Thing is, there's nothing a priori
wrong with plain old CPAP = fixed continuous positive air pressure if the pressure is sufficiently high to keep the airway open all night long
Quote:RESULT: AHI of 0.6--much better. I have not looked at the details yet.
What you are going to notice when you do look at the details is this:
The pressure will be at 14 all night long after the ramp period is over. It will be at 14 when you are breathing normally (almost the entire night). It will be at 14 during the random apnea/hypopnea events. It will be at 14 right after those events are over. And since you turned EPR = OFF, if you look at the pressure data stats in SleepyHead, both the Pressure and EPAP Pressure stats will be the same.

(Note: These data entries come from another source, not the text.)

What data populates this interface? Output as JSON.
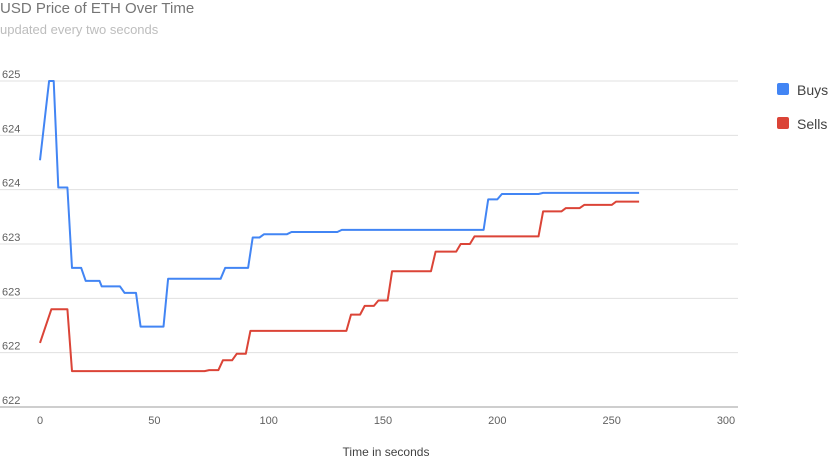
{
  "chart_data": {
    "type": "line",
    "title": "USD Price of ETH Over Time",
    "subtitle": "updated every two seconds",
    "xlabel": "Time in seconds",
    "ylabel": "",
    "xlim": [
      0,
      300
    ],
    "ylim": [
      622.0,
      625.0
    ],
    "x_ticks": [
      "0",
      "50",
      "100",
      "150",
      "200",
      "250",
      "300"
    ],
    "y_ticks": [
      "622",
      "622",
      "623",
      "623",
      "624",
      "624",
      "625"
    ],
    "grid": true,
    "legend_position": "right",
    "series": [
      {
        "name": "Buys",
        "color": "#4285f4",
        "points": [
          [
            0,
            624.27
          ],
          [
            4,
            625.0
          ],
          [
            6,
            625.0
          ],
          [
            8,
            624.02
          ],
          [
            12,
            624.02
          ],
          [
            14,
            623.28
          ],
          [
            18,
            623.28
          ],
          [
            20,
            623.16
          ],
          [
            26,
            623.16
          ],
          [
            27,
            623.11
          ],
          [
            35,
            623.11
          ],
          [
            37,
            623.05
          ],
          [
            42,
            623.05
          ],
          [
            44,
            622.74
          ],
          [
            54,
            622.74
          ],
          [
            56,
            623.18
          ],
          [
            79,
            623.18
          ],
          [
            81,
            623.28
          ],
          [
            91,
            623.28
          ],
          [
            93,
            623.56
          ],
          [
            96,
            623.56
          ],
          [
            98,
            623.59
          ],
          [
            108,
            623.59
          ],
          [
            110,
            623.61
          ],
          [
            130,
            623.61
          ],
          [
            132,
            623.63
          ],
          [
            194,
            623.63
          ],
          [
            196,
            623.91
          ],
          [
            200,
            623.91
          ],
          [
            202,
            623.96
          ],
          [
            218,
            623.96
          ],
          [
            220,
            623.97
          ],
          [
            262,
            623.97
          ]
        ]
      },
      {
        "name": "Sells",
        "color": "#db4437",
        "points": [
          [
            0,
            622.59
          ],
          [
            5,
            622.9
          ],
          [
            12,
            622.9
          ],
          [
            14,
            622.33
          ],
          [
            72,
            622.33
          ],
          [
            74,
            622.34
          ],
          [
            78,
            622.34
          ],
          [
            80,
            622.43
          ],
          [
            84,
            622.43
          ],
          [
            86,
            622.49
          ],
          [
            90,
            622.49
          ],
          [
            92,
            622.7
          ],
          [
            134,
            622.7
          ],
          [
            136,
            622.85
          ],
          [
            140,
            622.85
          ],
          [
            142,
            622.93
          ],
          [
            146,
            622.93
          ],
          [
            148,
            622.98
          ],
          [
            152,
            622.98
          ],
          [
            154,
            623.25
          ],
          [
            171,
            623.25
          ],
          [
            173,
            623.43
          ],
          [
            182,
            623.43
          ],
          [
            184,
            623.5
          ],
          [
            188,
            623.5
          ],
          [
            190,
            623.57
          ],
          [
            218,
            623.57
          ],
          [
            220,
            623.8
          ],
          [
            228,
            623.8
          ],
          [
            230,
            623.83
          ],
          [
            236,
            623.83
          ],
          [
            238,
            623.86
          ],
          [
            250,
            623.86
          ],
          [
            252,
            623.89
          ],
          [
            262,
            623.89
          ]
        ]
      }
    ]
  }
}
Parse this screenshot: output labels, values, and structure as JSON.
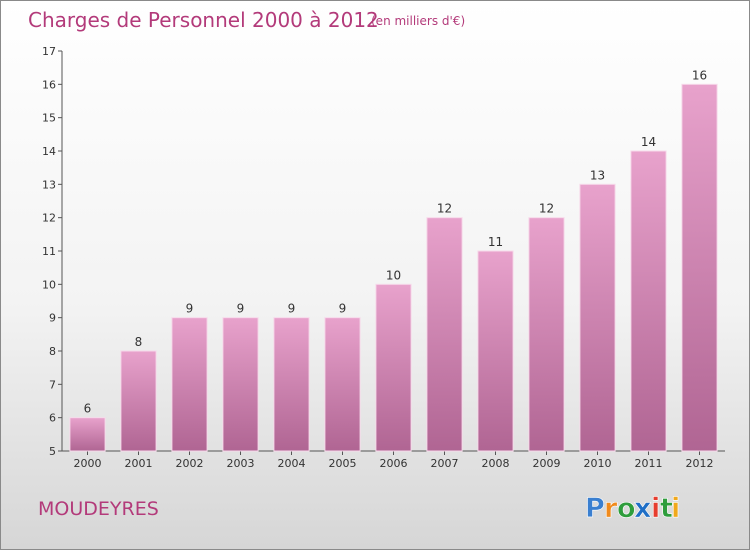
{
  "chart_data": {
    "type": "bar",
    "title": "Charges de Personnel 2000 à 2012",
    "subtitle": "(en milliers d'€)",
    "categories": [
      "2000",
      "2001",
      "2002",
      "2003",
      "2004",
      "2005",
      "2006",
      "2007",
      "2008",
      "2009",
      "2010",
      "2011",
      "2012"
    ],
    "values": [
      6,
      8,
      9,
      9,
      9,
      9,
      10,
      12,
      11,
      12,
      13,
      14,
      16
    ],
    "ylim": [
      5,
      17
    ],
    "yticks": [
      5,
      6,
      7,
      8,
      9,
      10,
      11,
      12,
      13,
      14,
      15,
      16,
      17
    ],
    "xlabel": "",
    "ylabel": "",
    "grid": false,
    "bar_color": "#c27aa6"
  },
  "commune": "MOUDEYRES",
  "logo": {
    "letters": [
      "P",
      "r",
      "o",
      "x",
      "i",
      "t",
      "i"
    ],
    "colors": [
      "#3a7fd0",
      "#f08a1c",
      "#2e9d3c",
      "#1f6fc6",
      "#e63d2e",
      "#2e9d3c",
      "#f0a81c"
    ]
  }
}
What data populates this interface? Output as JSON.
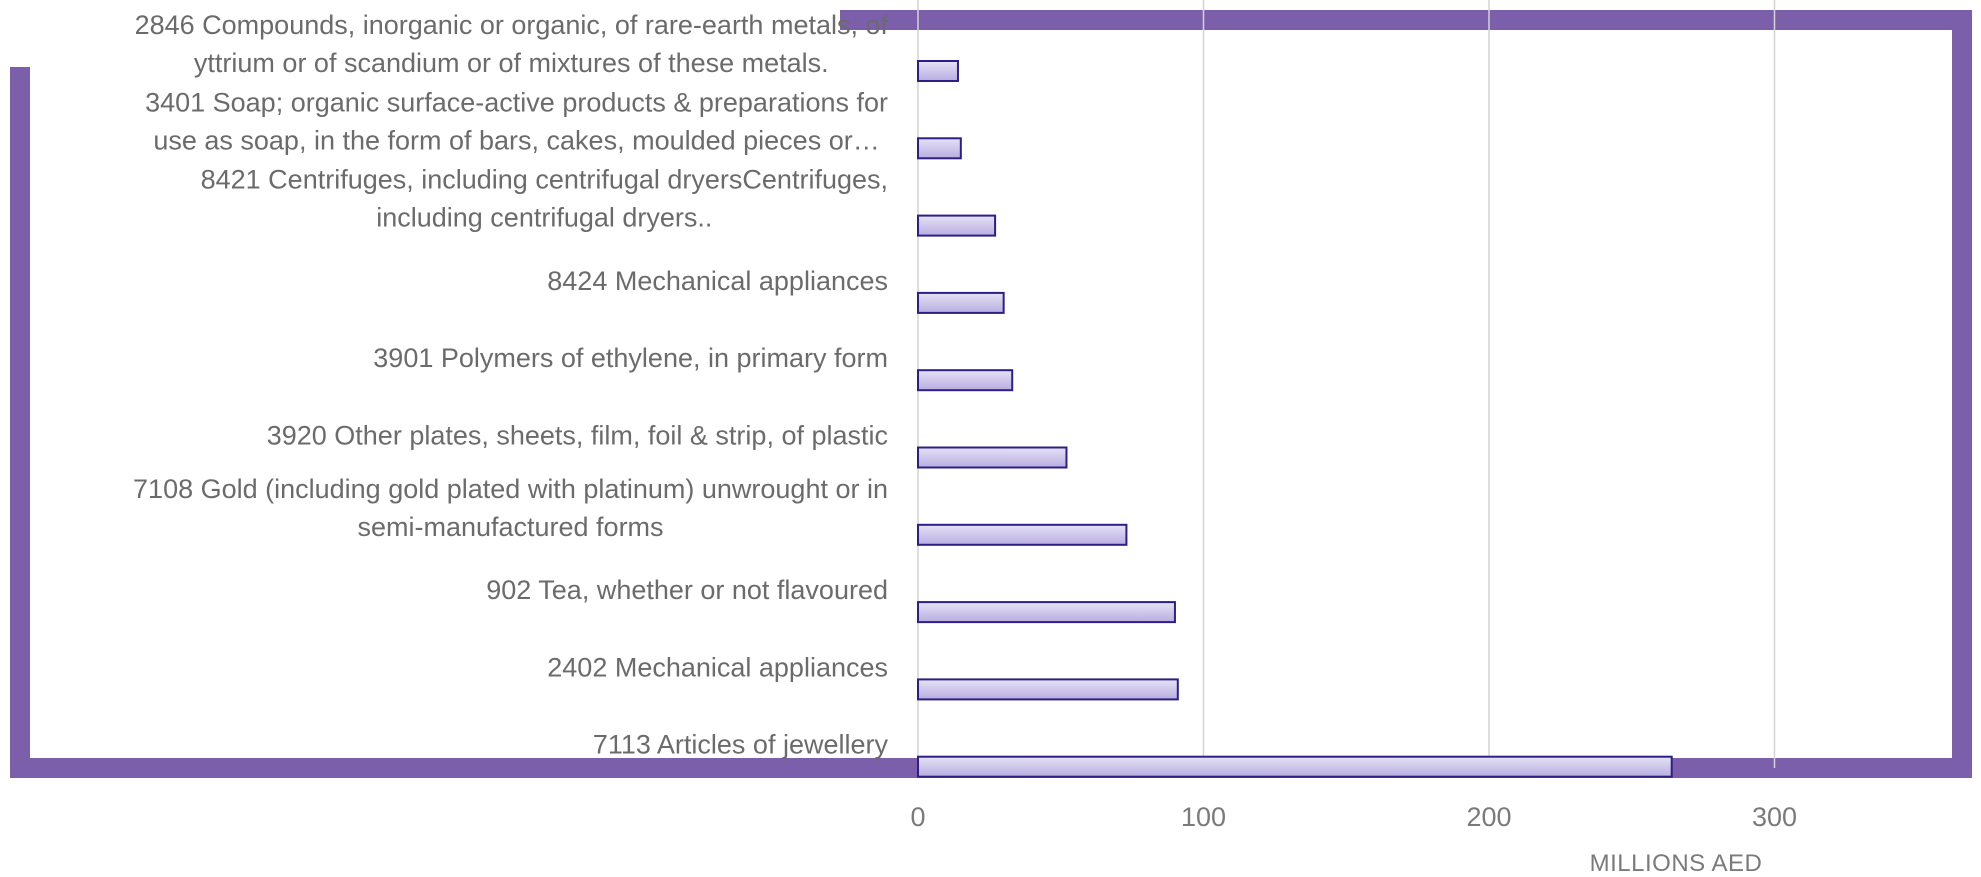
{
  "chart_data": {
    "type": "bar",
    "orientation": "horizontal",
    "categories": [
      [
        "2846 Compounds, inorganic or organic, of rare-earth metals, of",
        "yttrium or of scandium or of mixtures of these metals."
      ],
      [
        "3401 Soap; organic surface-active products & preparations for",
        "use as soap, in the form of bars, cakes, moulded pieces or…"
      ],
      [
        "8421 Centrifuges, including centrifugal dryersCentrifuges,",
        "including centrifugal dryers.."
      ],
      [
        "8424 Mechanical appliances"
      ],
      [
        "3901 Polymers of ethylene, in primary form"
      ],
      [
        "3920 Other plates, sheets, film, foil & strip, of plastic"
      ],
      [
        "7108 Gold (including gold plated with platinum) unwrought or in",
        "semi-manufactured forms"
      ],
      [
        "902 Tea, whether or not flavoured"
      ],
      [
        "2402 Mechanical appliances"
      ],
      [
        "7113 Articles of jewellery"
      ]
    ],
    "values": [
      14,
      15,
      27,
      30,
      33,
      52,
      73,
      90,
      91,
      264
    ],
    "xlabel": "MILLIONS AED",
    "ylabel": "",
    "xlim": [
      0,
      350
    ],
    "xticks": [
      0,
      100,
      200,
      300
    ],
    "grid": "vertical",
    "legend": "none",
    "colors": {
      "bar_fill_top": "#e6e2f7",
      "bar_fill_bottom": "#b7addf",
      "bar_stroke": "#2e1f86",
      "frame": "#7b5faa",
      "grid": "#d4d4d4"
    }
  }
}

And if you look at the Mask Pressure graph in Sleepy Head, it will be a fuzzy line right at 14 cm all night long.
The AHI is dramatically better simply because 14 cm of continuous positive air pressure is enough to keep your airway from collapsing and 12 cm of continuous positive air pressure on inhalation and 9 cm of continuous positive air pressure on exhalation is NOT enough to keep your airway from collapsing
Because you changed both the EPR and the pressure setting at the same time, we don't really know if the problem with pressure = 12 and EPR = 3 was the exhalation pressure of 9 cm was too low or the inhalation pressure of 12 cm was too low or both were too low.
Quote:I have a question: what is the contraindication for using pressures higher than "needed?" In other words, if 12 would mostly solve your issues, what would be the problem (danger?) of running at 14? <<<Should this be a separate topic for the forum?

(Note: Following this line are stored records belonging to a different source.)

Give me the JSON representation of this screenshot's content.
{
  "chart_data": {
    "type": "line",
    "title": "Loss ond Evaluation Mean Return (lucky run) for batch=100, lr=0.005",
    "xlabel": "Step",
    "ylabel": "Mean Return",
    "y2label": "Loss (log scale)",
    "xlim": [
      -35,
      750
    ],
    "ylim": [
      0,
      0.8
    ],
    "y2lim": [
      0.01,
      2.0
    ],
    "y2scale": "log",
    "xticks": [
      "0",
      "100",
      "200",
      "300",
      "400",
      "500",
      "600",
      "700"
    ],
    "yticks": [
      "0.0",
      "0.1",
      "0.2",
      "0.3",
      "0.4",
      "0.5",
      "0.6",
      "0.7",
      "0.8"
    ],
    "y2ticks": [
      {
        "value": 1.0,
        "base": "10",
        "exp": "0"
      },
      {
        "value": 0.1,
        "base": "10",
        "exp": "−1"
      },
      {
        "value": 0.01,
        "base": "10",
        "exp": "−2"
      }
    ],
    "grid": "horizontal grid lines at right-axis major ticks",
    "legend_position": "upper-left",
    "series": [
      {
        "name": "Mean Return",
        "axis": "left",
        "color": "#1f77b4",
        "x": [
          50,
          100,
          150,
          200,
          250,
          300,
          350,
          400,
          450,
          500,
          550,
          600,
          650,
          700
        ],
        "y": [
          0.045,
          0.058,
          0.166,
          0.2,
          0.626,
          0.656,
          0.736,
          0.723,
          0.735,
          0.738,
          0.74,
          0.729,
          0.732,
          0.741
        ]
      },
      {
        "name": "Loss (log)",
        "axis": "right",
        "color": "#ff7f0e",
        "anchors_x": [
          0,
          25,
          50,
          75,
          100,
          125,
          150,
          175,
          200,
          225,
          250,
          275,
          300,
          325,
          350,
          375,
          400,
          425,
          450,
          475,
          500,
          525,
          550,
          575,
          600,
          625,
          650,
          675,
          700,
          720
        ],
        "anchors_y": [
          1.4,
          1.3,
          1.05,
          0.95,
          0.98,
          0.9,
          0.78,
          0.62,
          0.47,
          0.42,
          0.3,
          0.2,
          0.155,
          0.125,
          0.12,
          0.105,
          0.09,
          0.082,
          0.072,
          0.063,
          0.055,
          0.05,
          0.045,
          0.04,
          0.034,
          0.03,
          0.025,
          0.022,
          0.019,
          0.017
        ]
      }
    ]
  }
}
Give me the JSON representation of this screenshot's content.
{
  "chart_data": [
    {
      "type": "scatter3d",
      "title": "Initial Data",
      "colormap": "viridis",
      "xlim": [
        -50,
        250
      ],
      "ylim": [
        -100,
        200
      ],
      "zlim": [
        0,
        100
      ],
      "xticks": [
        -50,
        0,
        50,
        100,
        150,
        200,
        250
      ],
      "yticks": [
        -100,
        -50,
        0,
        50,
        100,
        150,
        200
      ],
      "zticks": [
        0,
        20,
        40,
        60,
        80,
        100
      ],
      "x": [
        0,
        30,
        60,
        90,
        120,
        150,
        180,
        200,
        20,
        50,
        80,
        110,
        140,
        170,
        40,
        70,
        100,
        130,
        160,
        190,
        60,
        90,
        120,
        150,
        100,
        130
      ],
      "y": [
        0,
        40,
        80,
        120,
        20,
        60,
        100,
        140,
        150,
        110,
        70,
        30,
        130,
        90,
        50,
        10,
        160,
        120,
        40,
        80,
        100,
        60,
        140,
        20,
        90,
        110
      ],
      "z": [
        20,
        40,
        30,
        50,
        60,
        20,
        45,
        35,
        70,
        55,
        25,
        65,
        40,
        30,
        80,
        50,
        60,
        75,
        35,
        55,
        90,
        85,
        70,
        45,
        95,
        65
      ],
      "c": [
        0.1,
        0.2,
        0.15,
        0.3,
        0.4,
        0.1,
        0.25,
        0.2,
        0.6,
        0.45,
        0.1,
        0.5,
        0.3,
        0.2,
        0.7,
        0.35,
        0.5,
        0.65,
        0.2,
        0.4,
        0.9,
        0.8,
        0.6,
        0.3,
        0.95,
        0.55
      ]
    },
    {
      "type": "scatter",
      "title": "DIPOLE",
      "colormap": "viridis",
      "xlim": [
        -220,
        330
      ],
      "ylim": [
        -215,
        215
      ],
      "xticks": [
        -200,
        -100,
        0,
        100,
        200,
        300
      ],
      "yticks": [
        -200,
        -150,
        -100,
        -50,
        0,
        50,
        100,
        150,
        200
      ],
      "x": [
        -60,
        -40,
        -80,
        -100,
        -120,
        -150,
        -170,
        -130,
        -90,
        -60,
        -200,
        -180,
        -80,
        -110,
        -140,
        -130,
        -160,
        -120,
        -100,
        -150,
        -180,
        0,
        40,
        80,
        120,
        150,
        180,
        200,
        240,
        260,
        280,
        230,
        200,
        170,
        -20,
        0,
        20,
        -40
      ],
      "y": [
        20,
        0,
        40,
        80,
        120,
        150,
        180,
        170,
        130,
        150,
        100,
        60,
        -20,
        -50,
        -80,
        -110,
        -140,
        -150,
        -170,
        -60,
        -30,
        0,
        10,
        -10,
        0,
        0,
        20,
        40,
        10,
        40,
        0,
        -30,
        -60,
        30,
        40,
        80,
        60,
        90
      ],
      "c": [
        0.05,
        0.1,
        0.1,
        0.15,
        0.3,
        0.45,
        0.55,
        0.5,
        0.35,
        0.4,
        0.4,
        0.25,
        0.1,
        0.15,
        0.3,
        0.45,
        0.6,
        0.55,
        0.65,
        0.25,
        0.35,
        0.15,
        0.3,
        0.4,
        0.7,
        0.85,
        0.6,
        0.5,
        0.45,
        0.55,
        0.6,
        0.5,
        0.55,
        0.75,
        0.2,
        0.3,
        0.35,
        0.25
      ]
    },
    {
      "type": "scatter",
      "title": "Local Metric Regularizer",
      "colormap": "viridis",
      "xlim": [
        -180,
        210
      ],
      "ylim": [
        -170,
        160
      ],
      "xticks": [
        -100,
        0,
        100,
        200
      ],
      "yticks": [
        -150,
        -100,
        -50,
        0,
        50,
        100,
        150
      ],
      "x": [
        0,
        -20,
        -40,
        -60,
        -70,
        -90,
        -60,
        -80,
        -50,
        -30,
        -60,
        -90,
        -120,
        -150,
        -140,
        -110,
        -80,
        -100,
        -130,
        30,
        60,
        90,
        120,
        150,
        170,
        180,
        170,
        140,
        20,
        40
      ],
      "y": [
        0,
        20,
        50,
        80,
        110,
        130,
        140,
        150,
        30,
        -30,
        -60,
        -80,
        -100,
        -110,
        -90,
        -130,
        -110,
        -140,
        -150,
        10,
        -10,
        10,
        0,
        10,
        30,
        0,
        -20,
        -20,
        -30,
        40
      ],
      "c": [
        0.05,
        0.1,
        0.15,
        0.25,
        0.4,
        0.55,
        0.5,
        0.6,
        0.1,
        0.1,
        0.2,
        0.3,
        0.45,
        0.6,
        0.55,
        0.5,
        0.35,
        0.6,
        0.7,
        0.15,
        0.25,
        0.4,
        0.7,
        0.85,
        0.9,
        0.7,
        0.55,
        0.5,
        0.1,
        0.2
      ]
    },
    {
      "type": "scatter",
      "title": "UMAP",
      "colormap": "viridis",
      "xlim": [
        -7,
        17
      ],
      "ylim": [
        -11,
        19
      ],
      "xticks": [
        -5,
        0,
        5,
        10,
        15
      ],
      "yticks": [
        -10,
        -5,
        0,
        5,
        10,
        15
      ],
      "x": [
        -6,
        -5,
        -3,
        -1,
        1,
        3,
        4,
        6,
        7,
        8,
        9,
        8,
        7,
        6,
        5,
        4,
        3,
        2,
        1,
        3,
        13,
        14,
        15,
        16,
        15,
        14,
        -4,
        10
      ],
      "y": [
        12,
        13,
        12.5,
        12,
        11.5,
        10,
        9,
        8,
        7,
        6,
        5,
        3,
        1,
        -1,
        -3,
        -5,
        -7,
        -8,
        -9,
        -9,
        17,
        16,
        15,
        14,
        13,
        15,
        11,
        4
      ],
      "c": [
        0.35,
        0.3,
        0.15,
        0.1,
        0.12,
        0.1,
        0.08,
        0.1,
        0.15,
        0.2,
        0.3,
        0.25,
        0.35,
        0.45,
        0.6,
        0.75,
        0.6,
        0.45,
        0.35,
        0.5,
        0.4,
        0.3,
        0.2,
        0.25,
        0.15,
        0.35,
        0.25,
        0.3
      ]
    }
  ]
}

Short answer: In you can tolerate 14 cm in terms of comfort and you don't develop problems with pressure induced centrals, there is nothing wrong with using 14 cm instead of the titrated 12 cm.
Longer answer: Since last night went much better, you have evidence that your titration study may have resulted in an under titration
: In other words, the night of the titration was not representative of what really goes on in your bed each night and you actually need a bit more pressure than 12 cm on a regular basis. Titration studies are NOT perfect, they really only provide a good starting "guess" as to what the real pressure needs are. Some people wind up being under titrated and some folks (like me) wind up being over titrated.
And the chances of developing pressure induced centrals is NOT very high; only about 10% of new PAPers ever have problems with pressure induced centrals, and for many of those PAPers, the problem will go away on its own once their body acclimates to xPAP therapy.
Hence, as long as your data continues to look good at 14 cm of pressure and you feel better (long term), then there's no good reason to NOT use 14 cm.
So I'd suggest that you leave the settings where they are for the next 4-7 days and then look at all
the data as a whole. What I mean by that is to look at all the detailed data as a whole data set made up of 4-7 individual nights as well as the summary data from the entire period. Our OSA is not the same from night to night, and we all have the occasional really great nights and the occasional pretty bad (for us) nights. You don't want to get into the habit of increasing the pressure every time you have a bad night. But if you a week of bad nights, then you know that the current pressure may not be enough to manage the OSA.